I have the same exact problem, and the update to selinux-policy-3.10.0-153.fc17.noarch did not fix it: Here is relevant aureport: 1707. 10/18/2012 15:26:21 nslcd system_u:system_r:nslcd_t:s0 42 tcp_socket name_connect system_u:object_r:ldap_port_t:s0 denied 11939 I restarted nslcd daemon in case it matters, but did not reboot (shouldn't have to).
Fixed. commit c58b47335ab984dd47feeb0b67952b586a835d2c Author: Miroslav Grepl <mgrepl> Date: Fri Oct 19 11:26:25 2012 +0200 Allow nslcd to connect to ldap port without boolean
Not fixed for me: rpm -q selinux-policy selinux-policy-3.10.0-156.fc17.noarch Had to do policy tweak as per selinux-troubleshooter instructions to get this to work.
Woops. If anyone could remove the hostname from comment 8 that would be splendid.
I can make it private, not sure I can modify it.
Rob please show us the latest AVC messages.
Last AVC in the log before I tweaked policy: type=SYSCALL msg=audit(1351136435.126:100): arch=c000003e syscall=42 success=no exit=-13 a0=b a1=7fcd2000a410 a2=1c a3=7fcd25345254 items=0 ppid=1 pid=1717 auid =4294967295 uid=65 gid=55 euid=65 suid=65 fsuid=65 egid=55 sgid=55 fsgid=55 tty= (none) ses=4294967295 comm="nslcd" exe="/usr/sbin/nslcd" subj=system_u:system_r: nslcd_t:s0 key=(null) type=AVC msg=audit(1351136435.126:101): avc: denied { name_connect } for pid= 1717 comm="nslcd" dest=389 scontext=system_u:system_r:nslcd_t:s0 tcontext=system _u:object_r:ldap_port_t:s0 tclass=tcp_socket
(In reply to comment #11) > I can make it private, not sure I can modify it.
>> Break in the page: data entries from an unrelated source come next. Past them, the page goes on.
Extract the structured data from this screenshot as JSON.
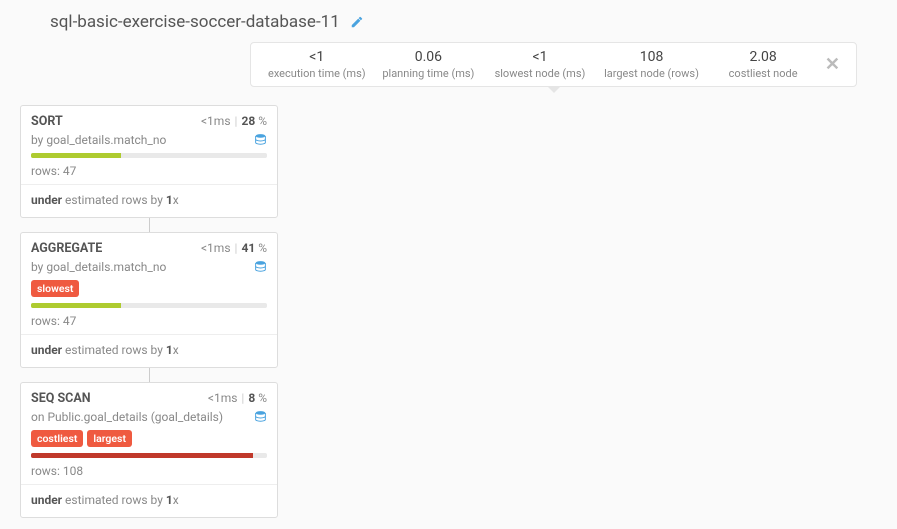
{
  "header": {
    "title": "sql-basic-exercise-soccer-database-11"
  },
  "stats": {
    "exec_val": "<1",
    "exec_label": "execution time (ms)",
    "plan_val": "0.06",
    "plan_label": "planning time (ms)",
    "slow_val": "<1",
    "slow_label": "slowest node (ms)",
    "large_val": "108",
    "large_label": "largest node (rows)",
    "cost_val": "2.08",
    "cost_label": "costliest node"
  },
  "nodes": {
    "sort": {
      "title": "SORT",
      "ms": "<1",
      "ms_unit": "ms",
      "pct": "28",
      "pct_sign": " %",
      "by_prefix": "by ",
      "by": "goal_details.match_no",
      "rows_prefix": "rows: ",
      "rows": "47",
      "est_bold1": "under",
      "est_mid": " estimated rows by ",
      "est_bold2": "1",
      "est_suffix": "x"
    },
    "agg": {
      "title": "AGGREGATE",
      "ms": "<1",
      "ms_unit": "ms",
      "pct": "41",
      "pct_sign": " %",
      "by_prefix": "by ",
      "by": "goal_details.match_no",
      "tag_slowest": "slowest",
      "rows_prefix": "rows: ",
      "rows": "47",
      "est_bold1": "under",
      "est_mid": " estimated rows by ",
      "est_bold2": "1",
      "est_suffix": "x"
    },
    "seq": {
      "title": "SEQ SCAN",
      "ms": "<1",
      "ms_unit": "ms",
      "pct": "8",
      "pct_sign": " %",
      "by_prefix": "on ",
      "by": "Public.goal_details (goal_details)",
      "tag_costliest": "costliest",
      "tag_largest": "largest",
      "rows_prefix": "rows: ",
      "rows": "108",
      "est_bold1": "under",
      "est_mid": " estimated rows by ",
      "est_bold2": "1",
      "est_suffix": "x"
    }
  }
}
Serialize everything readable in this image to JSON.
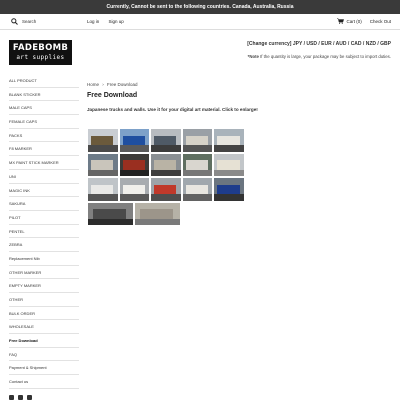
{
  "announcement": "Currently, Cannot be sent to the following countries. Canada, Australia, Russia",
  "search": {
    "placeholder": "Search"
  },
  "top_links": {
    "login": "Log in",
    "signup": "Sign up",
    "cart": "Cart (0)",
    "checkout": "Check Out"
  },
  "logo": {
    "line1": "FADEBOMB",
    "line2": "art supplies"
  },
  "currency": {
    "label": "[Change currency]",
    "options": [
      "JPY",
      "USD",
      "EUR",
      "AUD",
      "CAD",
      "NZD",
      "GBP"
    ],
    "sep": "/"
  },
  "note": {
    "bold": "*Note",
    "text": " If the quantity is large, your package may be subject to import duties."
  },
  "sidebar": {
    "items": [
      "ALL PRODUCT",
      "BLANK STICKER",
      "MALE CAPS",
      "FEMALE CAPS",
      "PACKS",
      "F8 MARKER",
      "MX PAINT STICK MARKER",
      "UNI",
      "MAGIC INK",
      "SAKURA",
      "PILOT",
      "PENTEL",
      "ZEBRA",
      "Replacement Nib",
      "OTHER MARKER",
      "EMPTY MARKER",
      "OTHER",
      "BULK ORDER",
      "WHOLESALE",
      "Free Download",
      "FAQ",
      "Payment & Shipment",
      "Contact us"
    ],
    "active_index": 19
  },
  "social_icons": [
    "facebook-icon",
    "instagram-icon",
    "youtube-icon"
  ],
  "breadcrumb": {
    "home": "Home",
    "sep": "›",
    "current": "Free Download"
  },
  "page_title": "Free Download",
  "description": "Japanese trucks and walls. Use it for your digital art material.  Click to enlarge!",
  "gallery": {
    "thumbs": [
      {
        "sky": "#c9cdd2",
        "mid": "#6b5a3c",
        "gnd": "#4a4a4a"
      },
      {
        "sky": "#7da1c9",
        "mid": "#1f4fa0",
        "gnd": "#5a5a5a"
      },
      {
        "sky": "#b8bcc0",
        "mid": "#4f5a66",
        "gnd": "#3c3c3c"
      },
      {
        "sky": "#9aa0a6",
        "mid": "#d6d2c8",
        "gnd": "#555"
      },
      {
        "sky": "#a9b3bb",
        "mid": "#e7e5df",
        "gnd": "#444"
      },
      {
        "sky": "#6d7b88",
        "mid": "#c9c5bb",
        "gnd": "#666"
      },
      {
        "sky": "#3d3b38",
        "mid": "#9a2f20",
        "gnd": "#222"
      },
      {
        "sky": "#8a8f93",
        "mid": "#b9b3a5",
        "gnd": "#3e3e3e"
      },
      {
        "sky": "#5f6f61",
        "mid": "#d9d6cf",
        "gnd": "#777"
      },
      {
        "sky": "#c2c6c9",
        "mid": "#e6e1d4",
        "gnd": "#8a8a8a"
      },
      {
        "sky": "#bfc4c8",
        "mid": "#e9e9e7",
        "gnd": "#555"
      },
      {
        "sky": "#a8acb0",
        "mid": "#f0efeb",
        "gnd": "#5a5a5a"
      },
      {
        "sky": "#9ea4a9",
        "mid": "#c0392b",
        "gnd": "#4e4e4e"
      },
      {
        "sky": "#a0a7ad",
        "mid": "#e8e6e0",
        "gnd": "#626262"
      },
      {
        "sky": "#6b7580",
        "mid": "#1e3c8c",
        "gnd": "#333"
      },
      {
        "sky": "#808080",
        "mid": "#4a4a4a",
        "gnd": "#2c2c2c"
      },
      {
        "sky": "#b6b2a7",
        "mid": "#9c958a",
        "gnd": "#7a7a7a"
      },
      {
        "sky": "#c7c7c5",
        "mid": "#8a8a88",
        "gnd": "#6a6a6a"
      }
    ]
  }
}
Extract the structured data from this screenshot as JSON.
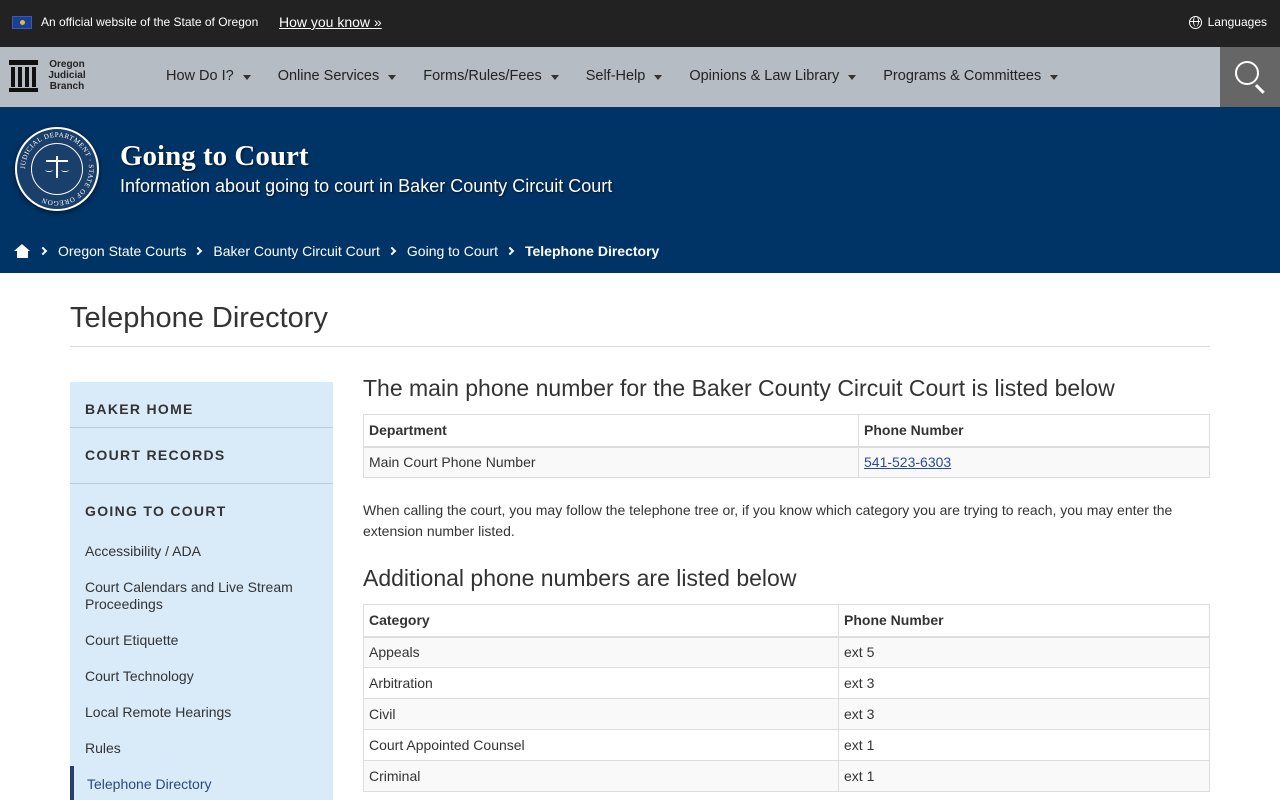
{
  "official_bar": {
    "text": "An official website of the State of Oregon",
    "how_you_know": "How you know »",
    "languages": "Languages"
  },
  "navbar": {
    "logo_lines": [
      "Oregon",
      "Judicial",
      "Branch"
    ],
    "items": [
      {
        "label": "How Do I?"
      },
      {
        "label": "Online Services"
      },
      {
        "label": "Forms/Rules/Fees"
      },
      {
        "label": "Self-Help"
      },
      {
        "label": "Opinions & Law Library"
      },
      {
        "label": "Programs & Committees"
      }
    ]
  },
  "hero": {
    "title": "Going to Court",
    "subtitle": "Information about going to court in Baker County Circuit Court",
    "seal_text": "JUDICIAL DEPARTMENT · STATE OF OREGON"
  },
  "breadcrumb": {
    "items": [
      "Oregon State Courts",
      "Baker County Circuit Court",
      "Going to Court"
    ],
    "current": "Telephone Directory"
  },
  "page": {
    "title": "Telephone Directory"
  },
  "sidebar": {
    "heads": [
      "BAKER HOME",
      "COURT RECORDS",
      "GOING TO COURT"
    ],
    "links": [
      "Accessibility / ADA",
      "Court Calendars and Live Stream Proceedings",
      "Court Etiquette",
      "Court Technology",
      "Local Remote Hearings",
      "Rules",
      "Telephone Directory"
    ],
    "active": "Telephone Directory"
  },
  "main": {
    "heading1": "The main phone number for the Baker County Circuit Court is listed below",
    "table1": {
      "headers": [
        "Department",
        "Phone Number"
      ],
      "rows": [
        [
          "Main Court Phone Number",
          "541-523-6303"
        ]
      ]
    },
    "paragraph": "When calling the court, you may follow the telephone tree or, if you know which category you are trying to reach, you may enter the extension number listed.",
    "heading2": "Additional phone numbers are listed below",
    "table2": {
      "headers": [
        "Category",
        "Phone Number"
      ],
      "rows": [
        [
          "Appeals",
          "ext 5"
        ],
        [
          "Arbitration",
          "ext 3"
        ],
        [
          "Civil",
          "ext 3"
        ],
        [
          "Court Appointed Counsel",
          "ext 1"
        ],
        [
          "Criminal",
          "ext 1"
        ]
      ]
    }
  },
  "colors": {
    "hero_bg": "#003366",
    "navbar_bg": "#b5bcc3",
    "official_bg": "#222222",
    "sidebar_bg": "#d9eaf9",
    "link": "#2a4aa0"
  },
  "icons": [
    "flag-icon",
    "globe-icon",
    "search-icon",
    "home-icon",
    "caret-down-icon",
    "chevron-right-icon",
    "seal-icon",
    "logo-icon"
  ]
}
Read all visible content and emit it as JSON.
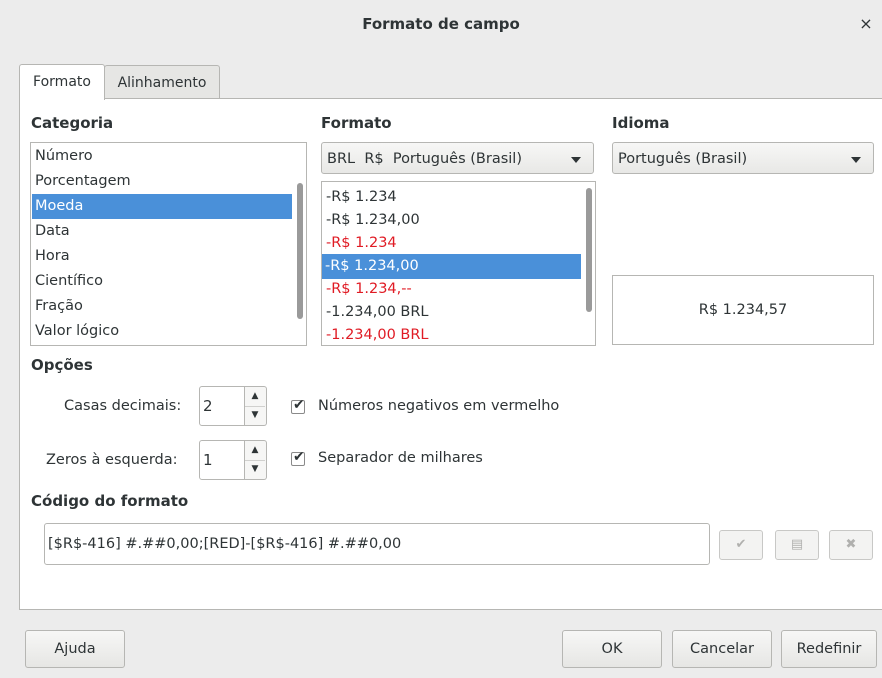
{
  "window": {
    "title": "Formato de campo",
    "close_glyph": "×"
  },
  "tabs": [
    {
      "label": "Formato",
      "active": true
    },
    {
      "label": "Alinhamento",
      "active": false
    }
  ],
  "categoria": {
    "header": "Categoria",
    "items": [
      "Número",
      "Porcentagem",
      "Moeda",
      "Data",
      "Hora",
      "Científico",
      "Fração",
      "Valor lógico"
    ],
    "selected_index": 2
  },
  "formato": {
    "header": "Formato",
    "currency_combo": "BRL  R$  Português (Brasil)",
    "items": [
      {
        "text": "-R$ 1.234",
        "red": false
      },
      {
        "text": "-R$ 1.234,00",
        "red": false
      },
      {
        "text": "-R$ 1.234",
        "red": true
      },
      {
        "text": "-R$ 1.234,00",
        "red": true
      },
      {
        "text": "-R$ 1.234,--",
        "red": true
      },
      {
        "text": "-1.234,00 BRL",
        "red": false
      },
      {
        "text": "-1.234,00 BRL",
        "red": true
      }
    ],
    "selected_index": 3
  },
  "idioma": {
    "header": "Idioma",
    "value": "Português (Brasil)"
  },
  "preview": {
    "text": "R$ 1.234,57"
  },
  "opcoes": {
    "header": "Opções",
    "casas_decimais_label": "Casas decimais:",
    "casas_decimais_value": "2",
    "zeros_label": "Zeros à esquerda:",
    "zeros_value": "1",
    "negativos_label": "Números negativos em vermelho",
    "negativos_checked": true,
    "separador_label": "Separador de milhares",
    "separador_checked": true
  },
  "codigo": {
    "header": "Código do formato",
    "value": "[$R$-416] #.##0,00;[RED]-[$R$-416] #.##0,00"
  },
  "icons": {
    "confirm": "check-icon",
    "comment": "comment-icon",
    "delete": "delete-icon"
  },
  "buttons": {
    "help": "Ajuda",
    "ok": "OK",
    "cancel": "Cancelar",
    "reset": "Redefinir"
  },
  "colors": {
    "selection": "#4a90d9",
    "negative_red": "#e01b24"
  }
}
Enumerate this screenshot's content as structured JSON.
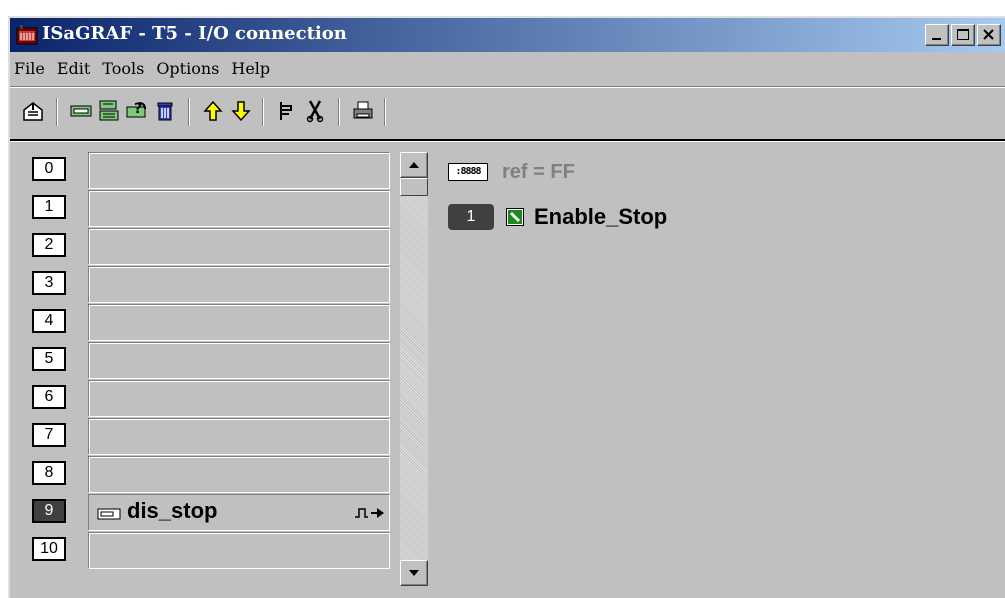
{
  "window": {
    "title": "ISaGRAF - T5 - I/O connection",
    "controls": [
      "minimize",
      "maximize",
      "close"
    ]
  },
  "menu": [
    {
      "label": "File"
    },
    {
      "label": "Edit"
    },
    {
      "label": "Tools"
    },
    {
      "label": "Options"
    },
    {
      "label": "Help"
    }
  ],
  "toolbar": [
    {
      "name": "open-icon"
    },
    {
      "name": "board-icon"
    },
    {
      "name": "board-settings-icon"
    },
    {
      "name": "replace-board-icon"
    },
    {
      "name": "delete-icon"
    },
    {
      "name": "move-up-icon"
    },
    {
      "name": "move-down-icon"
    },
    {
      "name": "connect-icon"
    },
    {
      "name": "disconnect-icon"
    },
    {
      "name": "print-icon"
    }
  ],
  "slots": [
    {
      "num": "0",
      "board": ""
    },
    {
      "num": "1",
      "board": ""
    },
    {
      "num": "2",
      "board": ""
    },
    {
      "num": "3",
      "board": ""
    },
    {
      "num": "4",
      "board": ""
    },
    {
      "num": "5",
      "board": ""
    },
    {
      "num": "6",
      "board": ""
    },
    {
      "num": "7",
      "board": ""
    },
    {
      "num": "8",
      "board": ""
    },
    {
      "num": "9",
      "board": "dis_stop",
      "selected": true
    },
    {
      "num": "10",
      "board": ""
    }
  ],
  "detail": {
    "ref_icon": ":8888",
    "ref_label": "ref = FF",
    "channel_num": "1",
    "channel_name": "Enable_Stop"
  },
  "colors": {
    "title_start": "#0a246a",
    "title_end": "#a6caf0",
    "face": "#c0c0c0",
    "selected_slot": "#404040",
    "ref_text": "#808080",
    "channel_icon": "#1a8a1a"
  }
}
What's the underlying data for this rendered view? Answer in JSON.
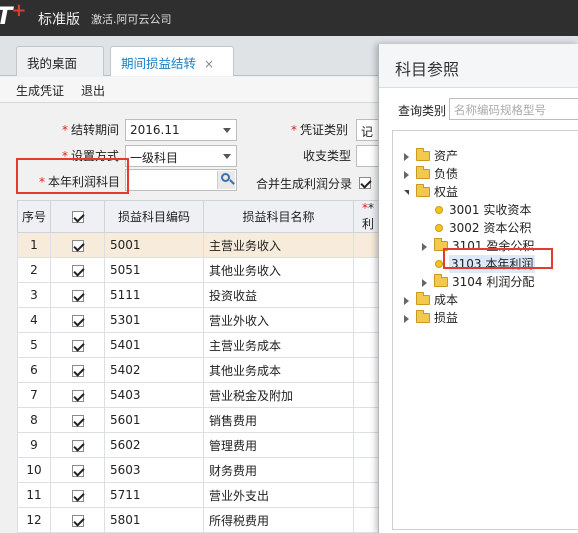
{
  "app": {
    "logo": "T",
    "edition": "标准版",
    "company": "激活.阿可云公司"
  },
  "tabs": [
    {
      "label": "我的桌面"
    },
    {
      "label": "期间损益结转",
      "close": "×"
    }
  ],
  "toolbar": {
    "generate": "生成凭证",
    "exit": "退出"
  },
  "form": {
    "period_label": "结转期间",
    "period_value": "2016.11",
    "voucher_type_label": "凭证类别",
    "voucher_type_value": "记账",
    "setup_label": "设置方式",
    "setup_value": "一级科目",
    "income_type_label": "收支类型",
    "profit_label": "本年利润科目",
    "profit_value": "",
    "merge_label": "合并生成利润分录",
    "merge_checked": true
  },
  "table": {
    "headers": [
      "序号",
      "",
      "损益科目编码",
      "损益科目名称",
      "*利"
    ],
    "rows": [
      {
        "no": "1",
        "code": "5001",
        "name": "主营业务收入",
        "checked": true
      },
      {
        "no": "2",
        "code": "5051",
        "name": "其他业务收入",
        "checked": true
      },
      {
        "no": "3",
        "code": "5111",
        "name": "投资收益",
        "checked": true
      },
      {
        "no": "4",
        "code": "5301",
        "name": "营业外收入",
        "checked": true
      },
      {
        "no": "5",
        "code": "5401",
        "name": "主营业务成本",
        "checked": true
      },
      {
        "no": "6",
        "code": "5402",
        "name": "其他业务成本",
        "checked": true
      },
      {
        "no": "7",
        "code": "5403",
        "name": "营业税金及附加",
        "checked": true
      },
      {
        "no": "8",
        "code": "5601",
        "name": "销售费用",
        "checked": true
      },
      {
        "no": "9",
        "code": "5602",
        "name": "管理费用",
        "checked": true
      },
      {
        "no": "10",
        "code": "5603",
        "name": "财务费用",
        "checked": true
      },
      {
        "no": "11",
        "code": "5711",
        "name": "营业外支出",
        "checked": true
      },
      {
        "no": "12",
        "code": "5801",
        "name": "所得税费用",
        "checked": true
      }
    ]
  },
  "dialog": {
    "title": "科目参照",
    "query_label": "查询类别",
    "query_placeholder": "名称编码规格型号",
    "tree": [
      {
        "label": "资产",
        "type": "folder",
        "state": "closed"
      },
      {
        "label": "负债",
        "type": "folder",
        "state": "closed"
      },
      {
        "label": "权益",
        "type": "folder",
        "state": "open"
      },
      {
        "label": "3001 实收资本",
        "type": "leaf"
      },
      {
        "label": "3002 资本公积",
        "type": "leaf"
      },
      {
        "label": "3101 盈余公积",
        "type": "folder",
        "state": "closed"
      },
      {
        "label": "3103 本年利润",
        "type": "leaf",
        "selected": true
      },
      {
        "label": "3104 利润分配",
        "type": "folder",
        "state": "closed"
      },
      {
        "label": "成本",
        "type": "folder",
        "state": "closed"
      },
      {
        "label": "损益",
        "type": "folder",
        "state": "closed"
      }
    ]
  },
  "colors": {
    "accent": "#1a7fc7",
    "highlight": "#e33b2e",
    "selected_row": "#f7ecdc"
  }
}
If you could make #8 private that would be great; but I can live otherwise.
Fixed in 3.10.0-157
selinux-policy-3.10.0-159.fc17 has been submitted as an update for Fedora 17. https://admin.fedoraproject.org/updates/selinux-policy-3.10.0-159.fc17
Package selinux-policy-3.10.0-159.fc17: * should fix your issue, * was pushed to the Fedora 17 testing repository, * should be available at your local mirror within two days. Update it with: # su -c 'yum update --enablerepo=updates-testing selinux-policy-3.10.0-159.fc17' as soon as you are able to. Please go to the following url: https://admin.fedoraproject.org/updates/FEDORA-2012-17782/selinux-policy-3.10.0-159.fc17 then log in and leave karma (feedback).
selinux-policy-3.10.0-153.fc17 has been pushed to the Fedora 17 stable repository. If problems still persist, please make note of it in this bug report.